Pratiquement l’ensemble de ce quartier considéré comme insalubre a connu depuis les bulldozers, pour être reconstruit tel qu’on le connaît. À la même adresse que ses devanciers, dans un immeuble tout neuf, s’ouvrait alors le Double Z, endroit charmant et branché, mais qui eut toutes les peines du monde à garder la tête hors de l’eau en raison des contraintes imposées par la Ville s’agissant des conditions d’exploitation. Au même moment, fin 2011, un peu plus haut sur la rue Centrale, se jouait un drame sans lequel l’actuel Café des Artisans n’existerait pas. La famille Rodriguez exploite le Byblos, enseigne bien connue située au bas de Cheneau-de-Bourg. Amaya Rodriguez en est l’âme et la gérante depuis plusieurs années. Or dans un climat familial conflictuel, la jeune femme doit se résoudre à quitter l’établissement qui est alors sur le point d’être vendu sans qu’elle en ait été informée. Cela provoquera une vague de soutien d’une rare ampleur de la part des habitués. « Les clients et les amis nous cherchaient un nouveau lieu pour mon frère et moi, se souvient-elle. Nous n’avions pas vraiment la tête à nous relancer. Jusqu’à ce nous apprenions que le Double Z était à remettre. » Ils sautent sur l’occasion. « Le Double Z quittait des locaux pratiquement tout neufs, très bien construits, mais le lieu ne nous correspondait pas vraiment, raconte-t-elle. On a fait faire des travaux. Et puis on s’est demandé comment on allait appeler ce bistrot. Reprendre le nom de Café des Artisans nous est rapidement apparu comme une évidence. » Il n’y a certes plus guère d’artisans dans le quartier, mais c’est l’esprit du lieu qui importe, ainsi que la volonté de se fournir préférentiellement chez des producteurs de la région.

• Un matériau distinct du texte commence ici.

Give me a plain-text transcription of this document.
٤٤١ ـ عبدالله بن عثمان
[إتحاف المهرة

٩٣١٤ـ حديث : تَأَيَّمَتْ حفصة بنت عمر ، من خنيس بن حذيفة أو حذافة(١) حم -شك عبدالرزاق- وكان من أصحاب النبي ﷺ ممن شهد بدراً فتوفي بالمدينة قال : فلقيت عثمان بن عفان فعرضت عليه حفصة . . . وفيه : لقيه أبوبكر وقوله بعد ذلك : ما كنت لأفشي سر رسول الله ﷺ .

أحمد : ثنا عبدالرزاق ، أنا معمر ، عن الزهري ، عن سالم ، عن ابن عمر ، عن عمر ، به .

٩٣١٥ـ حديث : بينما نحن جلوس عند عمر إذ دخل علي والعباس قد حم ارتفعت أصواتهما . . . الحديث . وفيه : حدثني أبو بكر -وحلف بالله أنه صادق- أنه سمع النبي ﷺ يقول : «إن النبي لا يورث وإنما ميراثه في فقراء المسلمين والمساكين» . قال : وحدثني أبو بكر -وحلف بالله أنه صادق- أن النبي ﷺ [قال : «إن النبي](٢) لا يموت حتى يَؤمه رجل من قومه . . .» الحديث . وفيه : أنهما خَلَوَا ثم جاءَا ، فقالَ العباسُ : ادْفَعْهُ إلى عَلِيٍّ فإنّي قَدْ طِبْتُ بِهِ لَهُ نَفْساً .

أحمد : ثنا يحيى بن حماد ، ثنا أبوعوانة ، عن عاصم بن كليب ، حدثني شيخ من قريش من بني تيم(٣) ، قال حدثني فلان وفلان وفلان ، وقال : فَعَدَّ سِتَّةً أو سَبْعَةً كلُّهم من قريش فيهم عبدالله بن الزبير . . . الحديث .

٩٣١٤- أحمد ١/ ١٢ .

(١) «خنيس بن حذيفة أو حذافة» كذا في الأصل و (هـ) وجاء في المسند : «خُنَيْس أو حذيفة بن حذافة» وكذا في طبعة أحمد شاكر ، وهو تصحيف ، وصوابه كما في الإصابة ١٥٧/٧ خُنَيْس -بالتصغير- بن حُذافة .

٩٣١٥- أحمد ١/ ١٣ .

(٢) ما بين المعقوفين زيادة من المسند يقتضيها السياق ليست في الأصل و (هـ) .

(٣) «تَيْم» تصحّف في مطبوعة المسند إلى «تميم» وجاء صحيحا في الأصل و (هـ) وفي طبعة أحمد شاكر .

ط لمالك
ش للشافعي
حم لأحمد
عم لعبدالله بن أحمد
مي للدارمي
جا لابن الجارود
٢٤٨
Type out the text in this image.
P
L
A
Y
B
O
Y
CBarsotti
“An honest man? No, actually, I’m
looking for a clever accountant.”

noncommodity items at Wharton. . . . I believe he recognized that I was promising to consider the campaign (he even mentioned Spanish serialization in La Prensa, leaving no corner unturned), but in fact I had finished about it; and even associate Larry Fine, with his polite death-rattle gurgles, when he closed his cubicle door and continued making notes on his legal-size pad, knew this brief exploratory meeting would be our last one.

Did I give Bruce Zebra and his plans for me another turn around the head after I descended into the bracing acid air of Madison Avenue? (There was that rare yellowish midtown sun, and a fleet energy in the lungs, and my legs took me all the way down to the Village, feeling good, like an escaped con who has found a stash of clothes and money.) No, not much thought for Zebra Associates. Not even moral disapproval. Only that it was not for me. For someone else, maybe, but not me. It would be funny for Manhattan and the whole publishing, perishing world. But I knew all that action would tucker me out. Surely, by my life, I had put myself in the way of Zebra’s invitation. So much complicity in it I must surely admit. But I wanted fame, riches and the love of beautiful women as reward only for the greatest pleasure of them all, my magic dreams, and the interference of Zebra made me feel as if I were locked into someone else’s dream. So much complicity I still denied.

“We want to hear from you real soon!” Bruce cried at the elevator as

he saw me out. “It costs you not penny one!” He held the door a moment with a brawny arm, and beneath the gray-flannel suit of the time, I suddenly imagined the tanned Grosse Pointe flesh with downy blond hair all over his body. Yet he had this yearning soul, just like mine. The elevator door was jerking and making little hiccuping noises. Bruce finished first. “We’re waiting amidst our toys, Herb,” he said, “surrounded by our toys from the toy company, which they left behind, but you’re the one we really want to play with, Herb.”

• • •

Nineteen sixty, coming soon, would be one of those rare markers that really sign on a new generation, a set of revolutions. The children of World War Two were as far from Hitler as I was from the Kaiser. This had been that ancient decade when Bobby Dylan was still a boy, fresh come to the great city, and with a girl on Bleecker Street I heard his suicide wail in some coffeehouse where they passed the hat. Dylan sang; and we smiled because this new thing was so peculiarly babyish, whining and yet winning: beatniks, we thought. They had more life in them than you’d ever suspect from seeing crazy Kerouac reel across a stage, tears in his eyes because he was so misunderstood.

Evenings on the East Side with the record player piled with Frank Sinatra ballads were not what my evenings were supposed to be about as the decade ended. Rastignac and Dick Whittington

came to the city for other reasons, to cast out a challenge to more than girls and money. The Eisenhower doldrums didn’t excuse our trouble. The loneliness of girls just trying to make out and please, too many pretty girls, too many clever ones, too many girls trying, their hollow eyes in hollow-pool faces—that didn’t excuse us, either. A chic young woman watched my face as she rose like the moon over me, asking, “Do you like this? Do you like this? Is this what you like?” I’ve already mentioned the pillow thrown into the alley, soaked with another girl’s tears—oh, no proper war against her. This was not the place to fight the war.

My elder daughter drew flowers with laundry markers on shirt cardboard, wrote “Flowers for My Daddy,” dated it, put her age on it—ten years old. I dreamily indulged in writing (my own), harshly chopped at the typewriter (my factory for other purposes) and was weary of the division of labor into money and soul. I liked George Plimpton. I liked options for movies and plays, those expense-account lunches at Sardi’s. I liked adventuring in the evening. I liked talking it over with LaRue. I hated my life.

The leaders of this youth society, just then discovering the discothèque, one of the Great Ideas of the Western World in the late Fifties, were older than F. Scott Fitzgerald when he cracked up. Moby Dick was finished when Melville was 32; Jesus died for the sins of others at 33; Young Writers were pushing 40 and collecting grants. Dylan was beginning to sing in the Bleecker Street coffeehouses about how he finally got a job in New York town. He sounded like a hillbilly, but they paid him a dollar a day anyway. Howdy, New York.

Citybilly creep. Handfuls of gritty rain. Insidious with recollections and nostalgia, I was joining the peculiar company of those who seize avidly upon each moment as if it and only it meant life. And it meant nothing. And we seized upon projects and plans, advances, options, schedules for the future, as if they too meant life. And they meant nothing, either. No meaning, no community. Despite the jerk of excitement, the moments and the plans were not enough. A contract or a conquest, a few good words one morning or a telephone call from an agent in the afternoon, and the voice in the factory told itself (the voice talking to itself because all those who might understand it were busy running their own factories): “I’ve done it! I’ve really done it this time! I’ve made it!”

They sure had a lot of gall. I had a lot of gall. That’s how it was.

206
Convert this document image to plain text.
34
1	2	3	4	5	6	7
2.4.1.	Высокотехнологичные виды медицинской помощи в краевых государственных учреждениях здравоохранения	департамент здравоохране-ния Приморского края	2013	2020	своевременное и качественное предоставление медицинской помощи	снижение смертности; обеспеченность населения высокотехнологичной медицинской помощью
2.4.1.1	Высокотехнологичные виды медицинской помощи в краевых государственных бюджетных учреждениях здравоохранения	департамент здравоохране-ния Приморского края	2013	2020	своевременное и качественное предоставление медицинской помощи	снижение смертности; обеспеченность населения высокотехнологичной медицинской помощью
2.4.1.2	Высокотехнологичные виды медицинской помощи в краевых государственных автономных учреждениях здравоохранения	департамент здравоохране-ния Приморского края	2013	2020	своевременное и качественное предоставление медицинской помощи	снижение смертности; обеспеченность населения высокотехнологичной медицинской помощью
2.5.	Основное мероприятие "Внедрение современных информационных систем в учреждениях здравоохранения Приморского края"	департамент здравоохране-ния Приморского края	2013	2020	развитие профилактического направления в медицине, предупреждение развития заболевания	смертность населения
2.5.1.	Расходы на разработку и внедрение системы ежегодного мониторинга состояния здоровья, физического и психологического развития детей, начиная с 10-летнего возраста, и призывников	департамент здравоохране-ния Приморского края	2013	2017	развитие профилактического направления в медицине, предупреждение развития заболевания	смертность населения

Amatrice de brocante, Amaya Rodriguez meuble leur nouvel établissement ressuscité avec un goût pour l’ancien à la fois simple et pratique. Elle déniche par exemple d’antiques et authentiques chaises en bois de bistrot lors d’une vente consécutive à la fermeture d’un café dans le Jura. Cela procure au café un style vintage et décalé où voisinent également quelques objets design.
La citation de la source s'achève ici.